Подводные волки - Валерий Рощин
Шрифт:
Интервал:
Закладка:
– Не понимаю… Там же люди трудились круглосуточно! В середине войны немец три четверти площадей разбомбил, так рабочие под открытым небом вкалывали – тринадцать тысяч истребителей выпустили! Что же вы натворили-то?! Да за это же… – Он вдруг сник, закашлялся, схватился за грудь и прохрипел: – Там… в углу… пресная вода…
Подскочив, я осторожно переместился к крану, подставил под тонкую струйку ладони и, аккуратно держа их перед собой, вернулся к кровати.
– Пей…
Смочив горло, дед снова упал на подушки и с нескрываемым возмущением спросил:
– Ладно, бог судья саратовским градоначальникам. Но как же вы допустили, что на нашем архипелаге столько лет действует секретная база фашистов?
– Дед, ты ведь не хуже меня знаешь, насколько немцы аккуратны и как они умеют хранить тайны.
– Это верно. Тогда расскажи мне, какая сейчас жизнь там – наверху? С коммунизмом, стало быть, не вышло?…
Эх, дед, дед… Наличие секретной нацистской базы на территории бывшего Советского Союза – это крохотная песчинка в пустыне бессмыслицы, происходящей на нашей многострадальной Родине. О чем же тебе рассказать-то? Поведать о том, что нет больше той страны, за которую ты проливал кровь на двух войнах? О нищете, в которой живет простой российский народ? О полнейшей бездуховности, коррупции и подлости, пронизавшей сверху донизу власть? Или о кучке негодяев, разворовавших и распродавших некогда богатейшее государство?…

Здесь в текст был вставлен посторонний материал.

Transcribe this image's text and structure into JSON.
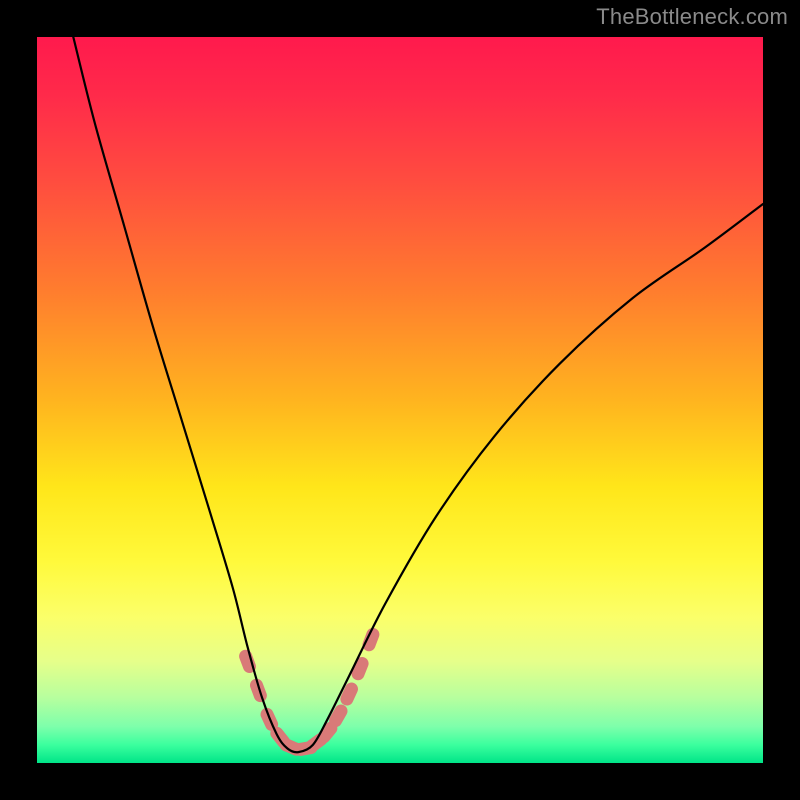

Нет, пожалуй, не стану я выливать эти откровения. Даст бог, сам обо всем узнаешь. А не даст – так и не надо. Не всякая правда лечит. Некоторая способна убить.
– Понимаешь, дед, – осторожно уклоняюсь от прямого ответа, – людей прежде всего портят деньги. Так что народ в нашей стране в основном хороший…
Он опять заходится в тяжелом кашле. Я бегу за водой и пою его из своих ладоней.
– Все… видать, последние часы доживаю… – хрипит и клокочет воздух в его груди.
– Да поживешь еще, – обняв, прижимаю к груди его седую голову. – Вот выберемся из этой проклятой норы и поедем сначала в Саратов – в твои родные места; потом ко мне – в Подмосковье. Пора тебе пожить по-человечески. Уж кто-кто, а ты это заслужил!
Глава одиннадцатая
Архипелаг Земля Франца-Иосифа,остров Земля АлександрыНаше время– Это правда? – переспрашивает старик дрожащим шепотом.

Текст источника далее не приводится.